Personally, I get worried about heart rates that are slow or fast and are symptomatic... like poor skin perfusion or have some (even minor) mental status changes.
I do suggest that any RN working in the ED become familiar with the local EMS system's cardiac protocols because when you're brought a patient by EMS, you'll have a better idea why they did (or did not) do what they did. The Paramedics go through the same ACLS you do... and they have their own standing orders that may differ (sometimes significantly) from what you do in your ED.
Incidentally that also goes for vascular access. It's easy to assume that Paramedics have the same site restrictions you have. Often they don't. Their VAD orders may effectively state that any peripheral vein is OK, and may define the External Jugular Vein (EJ) as a peripheral site. A very few EMS systems authorize the Paramedics to start subclavian central lines, but if your system allows this, you'll already know about that.

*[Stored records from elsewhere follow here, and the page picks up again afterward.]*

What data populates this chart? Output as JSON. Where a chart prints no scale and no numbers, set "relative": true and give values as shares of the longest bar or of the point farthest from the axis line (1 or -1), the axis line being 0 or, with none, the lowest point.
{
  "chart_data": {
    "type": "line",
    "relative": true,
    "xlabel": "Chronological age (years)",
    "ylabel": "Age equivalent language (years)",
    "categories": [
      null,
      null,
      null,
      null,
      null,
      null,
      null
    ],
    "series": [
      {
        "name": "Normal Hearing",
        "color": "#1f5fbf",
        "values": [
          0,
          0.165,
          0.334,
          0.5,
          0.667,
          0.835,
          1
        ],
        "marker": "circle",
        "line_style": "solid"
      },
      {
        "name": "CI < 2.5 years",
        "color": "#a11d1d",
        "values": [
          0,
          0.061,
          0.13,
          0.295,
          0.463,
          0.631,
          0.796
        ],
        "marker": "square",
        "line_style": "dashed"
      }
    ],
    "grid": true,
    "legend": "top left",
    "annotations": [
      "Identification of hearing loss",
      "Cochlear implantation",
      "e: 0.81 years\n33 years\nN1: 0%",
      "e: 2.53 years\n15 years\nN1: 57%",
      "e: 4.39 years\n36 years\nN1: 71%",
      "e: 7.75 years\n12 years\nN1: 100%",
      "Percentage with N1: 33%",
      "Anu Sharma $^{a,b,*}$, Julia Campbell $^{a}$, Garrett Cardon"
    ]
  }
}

In any event, by going through your LEMSA cardiac protocols, you'll get a pretty good idea what cardiac issues that your area considers emergent and which ones it doesn't. If you have access to your own department's protocols/standing orders when you're at home or otherwise not too busy, become very familiar with those too because that will tell you exactly what your ED considers emergent.
With all the above being said, if your gut tells you to get a 12-lead, get one and get it to a physician. Some machines will attempt their own interpretation and sometimes they'll be right...
Perfect. These are all incredibly helpful. Thank you!
tarotale
453 Posts
knowing how to read strips won't be your first worries once you start internship i transitioned from medsurg to level 1 trauma and i'm few days short of completing internship. ED will rock your world and brain. wish you have good team and charge :)
To that "worry list" I would add a 2nd Degree Type II block. Those I worry about because they can progress to a Type 3. Throw in a 2nd Degree Type II and a BBB and I start getting really worries...
Ok the answer to this might be obvious and I'm just not thinking it through but what would cause a 2nd degree type 2 block to progress to 3rd degree while they're sitting there in the ED? Don't a good number of people live with a 2nd degree block?
Esme12, ASN, BSN, RN
20,908 Posts
no....there are people who live with a 1st degree block
As second degree block is a higher form of block and indicates a deeper issue. hey may be "stable" but the rhythm is not.
As Esme has indicated, many people live with a 1st degree block. The higher blocks indicate that more tissue is involved. A 2nd degree type 2 block, where some beats are conducted normally and occasionally one suddenly is dropped means the AV node is starting to have conduction issues. It won't take much for the AV node to stop conducting beats altogether. A BBB (especially new onset) indicates that tissue just below the AV node is no longer viable (ischemia or MI happened) and the other bundle branch is available for conduction of electrical impulses. Fasicular blocks are worrisome in the presence of bundle branch blocks because when that happens, there's only one pathway open... you don't give lidocaine to these patients...
When you see that stuff developing, make sure you have a pacer ready and get the info to a physician. Hopefully it doesn't progress while in your ED.